Stationary intensity distribution of single-mode laser driven by additive and multiplicative colored noises with colored cross-correlation

Applying the approximate Fokker-Planck equation we derived, we obtain the analytic expression of the stationary laser intensity distribution P-st(I) by studying the single-mode laser cubic model subject to colored cross-correlation additive and multiplicative noise, each of which is colored. Based on it, we discuss the effects on the stationary laser intensity distribution P-st(I) by cross-correlation between noises and "color" of noises (non-Markovian effect) when the laser system is above the threshold. In detail, we analyze two cases: One is that the three correlation-times (i.e. the self-correlation and cross-correlation times of the additive and multiplicative noise) are chosen to be the same value (tau(1) = tau(2) = tau(3) = tau). For this case, the effect of noise cross-correlation is investigated emphatically, and we detect that only when lambda not equal 0 can the noise-induced transition occur in the P-st(I) curve, and only when tau not equal 0 and lambda not equal 0, can the "reentrant noise-induced transition" occur.

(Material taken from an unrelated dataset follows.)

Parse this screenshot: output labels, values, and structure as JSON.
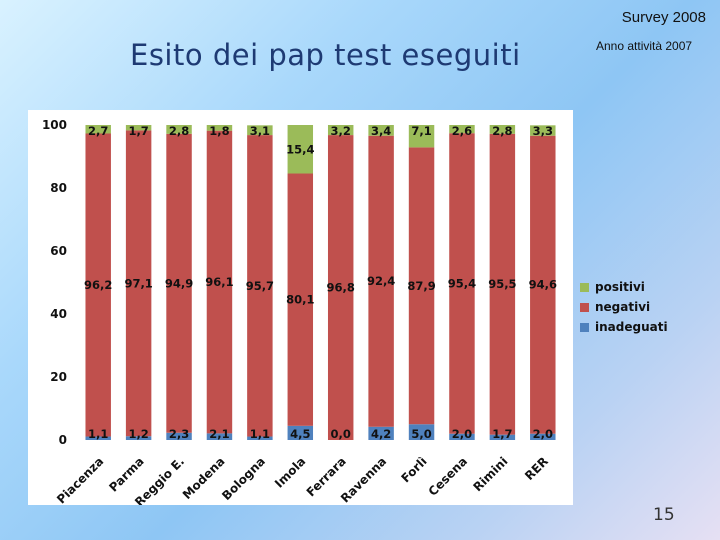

The other case is that the three correlation times are not the same value, tau(1not equal) tau2 not equal tau3. For this case, we find that the noise-induced transition occurring in the P-st(I) curve is entirely different when the values of tau(1), tau(2), and tau(3) are changed respectively. In particular, when tau(2) (self-correlation time of additive noise) is changing, the ratio of the two maximums of the P-st(I) curve R exhibits an interesting phenomenon, "reentrant noise-induced transition", which demonstrates the effect of noise "color" (non-Markovian effect).